You may not know what it’s like to hear colors or see sounds. But an exhibit curated by Utah Valley University English professor Zan Cammack might help you understand.

You may not know what it’s like to hear colors or see sounds. But an exhibit curated by Utah Valley University English professor Zan Cammack might help you understand.
Cammack’s exhibit, entitled “Seeing Wilde Songs: Charles T. Griffes’ Synesthetic Musical Settings of Oscar Wilde’s Poetry,” is on display at the UVU Museum of Art at Lakemount through May 30, 2026. Focusing on the work of Irish poet Oscar Wilde and American composer Charles Tomlinson Griffes, the exhibition explores how poetry, music, and visual art intersect.
“Oscar Wilde's poetry uses a lot of colors. Specifically, yellow is a very prominent color for him when he's writing his impressionistic poetry,” Cammack said. “He describes a lot of his songs as impressions, which is an art reference, but he also describes them as things like a symphony.”
Griffes, meanwhile, was known for having a neurological experience called synesthesia, where the brain takes sensory input and processes it through seemingly unrelated senses — like seeing a specific color when hearing a specific sound.
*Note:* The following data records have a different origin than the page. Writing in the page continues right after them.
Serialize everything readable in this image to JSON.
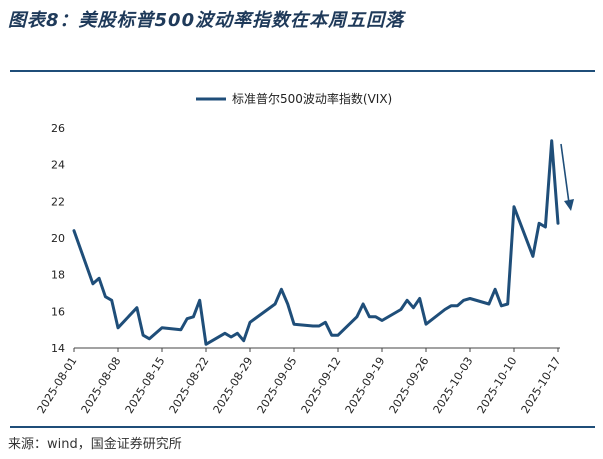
{
  "figure_title": "图表8：美股标普500波动率指数在本周五回落",
  "source": "来源：wind，国金证券研究所",
  "chart_data": {
    "type": "line",
    "title": "",
    "legend_position": "top-center",
    "grid": false,
    "ylim": [
      14,
      26
    ],
    "yticks": [
      "14",
      "16",
      "18",
      "20",
      "22",
      "24",
      "26"
    ],
    "xticks": [
      "2025-08-01",
      "2025-08-08",
      "2025-08-15",
      "2025-08-22",
      "2025-08-29",
      "2025-09-05",
      "2025-09-12",
      "2025-09-19",
      "2025-09-26",
      "2025-10-03",
      "2025-10-10",
      "2025-10-17"
    ],
    "series": [
      {
        "name": "标准普尔500波动率指数(VIX)",
        "color": "#1f4e79",
        "points": [
          [
            "2025-08-01",
            20.4
          ],
          [
            "2025-08-04",
            17.5
          ],
          [
            "2025-08-05",
            17.8
          ],
          [
            "2025-08-06",
            16.8
          ],
          [
            "2025-08-07",
            16.6
          ],
          [
            "2025-08-08",
            15.1
          ],
          [
            "2025-08-11",
            16.2
          ],
          [
            "2025-08-12",
            14.7
          ],
          [
            "2025-08-13",
            14.5
          ],
          [
            "2025-08-14",
            14.8
          ],
          [
            "2025-08-15",
            15.1
          ],
          [
            "2025-08-18",
            15.0
          ],
          [
            "2025-08-19",
            15.6
          ],
          [
            "2025-08-20",
            15.7
          ],
          [
            "2025-08-21",
            16.6
          ],
          [
            "2025-08-22",
            14.2
          ],
          [
            "2025-08-25",
            14.8
          ],
          [
            "2025-08-26",
            14.6
          ],
          [
            "2025-08-27",
            14.8
          ],
          [
            "2025-08-28",
            14.4
          ],
          [
            "2025-08-29",
            15.4
          ],
          [
            "2025-09-02",
            16.4
          ],
          [
            "2025-09-03",
            17.2
          ],
          [
            "2025-09-04",
            16.4
          ],
          [
            "2025-09-05",
            15.3
          ],
          [
            "2025-09-08",
            15.2
          ],
          [
            "2025-09-09",
            15.2
          ],
          [
            "2025-09-10",
            15.4
          ],
          [
            "2025-09-11",
            14.7
          ],
          [
            "2025-09-12",
            14.7
          ],
          [
            "2025-09-15",
            15.7
          ],
          [
            "2025-09-16",
            16.4
          ],
          [
            "2025-09-17",
            15.7
          ],
          [
            "2025-09-18",
            15.7
          ],
          [
            "2025-09-19",
            15.5
          ],
          [
            "2025-09-22",
            16.1
          ],
          [
            "2025-09-23",
            16.6
          ],
          [
            "2025-09-24",
            16.2
          ],
          [
            "2025-09-25",
            16.7
          ],
          [
            "2025-09-26",
            15.3
          ],
          [
            "2025-09-29",
            16.1
          ],
          [
            "2025-09-30",
            16.3
          ],
          [
            "2025-10-01",
            16.3
          ],
          [
            "2025-10-02",
            16.6
          ],
          [
            "2025-10-03",
            16.7
          ],
          [
            "2025-10-06",
            16.4
          ],
          [
            "2025-10-07",
            17.2
          ],
          [
            "2025-10-08",
            16.3
          ],
          [
            "2025-10-09",
            16.4
          ],
          [
            "2025-10-10",
            21.7
          ],
          [
            "2025-10-13",
            19.0
          ],
          [
            "2025-10-14",
            20.8
          ],
          [
            "2025-10-15",
            20.6
          ],
          [
            "2025-10-16",
            25.3
          ],
          [
            "2025-10-17",
            20.8
          ]
        ]
      }
    ]
  }
}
“For example, when Griffes hears the note E flat, he sees yellow,” Cammack said. “Yellow is kind of a big motif in the exhibit, as well as with other elements of his work. So he puts a lot of Oscar Wilde's poems to musical settings. And both artists, I think, are drawing significantly from the impressionistic art movement as well, the idea that we're trying to just capture moments of a feeling or expression and things like that. So the exhibit is intended to really combine those major sensory experiences.”
Visitors to the UVU exhibit can read the poetry, see the art that visually represents what the poem is talking about, and then listen to the music Griffes wrote for the poems, combining multiple mediums to give an idea of the experience of synesthesia.
Cammack said she’s had students tell her, upon hearing about the concept of synesthesia in class, that they experience it too, but didn’t know what it was called.
“If that's not something that you experience, it sounds metaphorical, but for some people it's a very literal neurological situation that's happening,” she said. “It’s very cool to have been able to go and do research in Griffes's archives and his manuscripts to have him actually, in his own words, say, ‘An E-flat is a gold color, or a C major chord is the most bright, incandescent white light.’ And it's not a metaphor, it's a very literal experience for him.”
Cammack said she’s been working on this project for a few years, but this was her first opportunity to turn it into a full museum exhibit, partnering with UVU Museum of Art Director Emily Johnsen.
“As an English professor, I am not used to doing [this kind of work] in a museum context,” Cammack said. “So it was a really interesting and unique challenge.”
Cammack said it was important to her that the exhibit allow for a more personal experience rather than overwhelming visitors with information.
“People don't necessarily always want the info dump when they go to an art museum,” she said. “They want to just be able to feel free to experience it however feels authentic to them. So I was trying to peel back the layers of my really nerdy interest in this and say, you're allowed to come here and feel whatever sensory experiences you're getting with all of these interesting intersections.”
While Oscar Wilde is often thought of as an English writer, he was actually born Irish; his original name was Oscar Fingal O’Fflahertie Wills Wilde. Cammack specializes in Irish studies, and she wanted to combine that focus with her interest in music to curate the exhibit.
“I was raised in a very musical family. I'm not a musician myself, but I'm just knowledgeable enough with music to be kind of somewhat dangerous,” Cammack said. “And so it was kind of that intersection of the words of the poetry but also the beauty of the songs that really draws me in.”
Cammack said it’s important to break down barriers in the arts and the humanities, making them accessible to the public. She co-hosts a podcast titled “The Thing About Austen,” exploring the people, culture, and history behind Jane Austen’s books. The show has more than 100 episodes and more than 1 million downloads.
“There's something really fun about making sure that we don't think of authors like Austen or Oscar Wilde as untouchable,” she said. “We put them on this high shelf or this pedestal. And it's like, no, they're very approachable. I mean, there's a reason that we love them. There's a reason that we come back to them.
“I think people want to be able to feel like they understand these cool artistic things […] without feeling like they're being condescended to, without feeling like you have to have special knowledge to appreciate it.”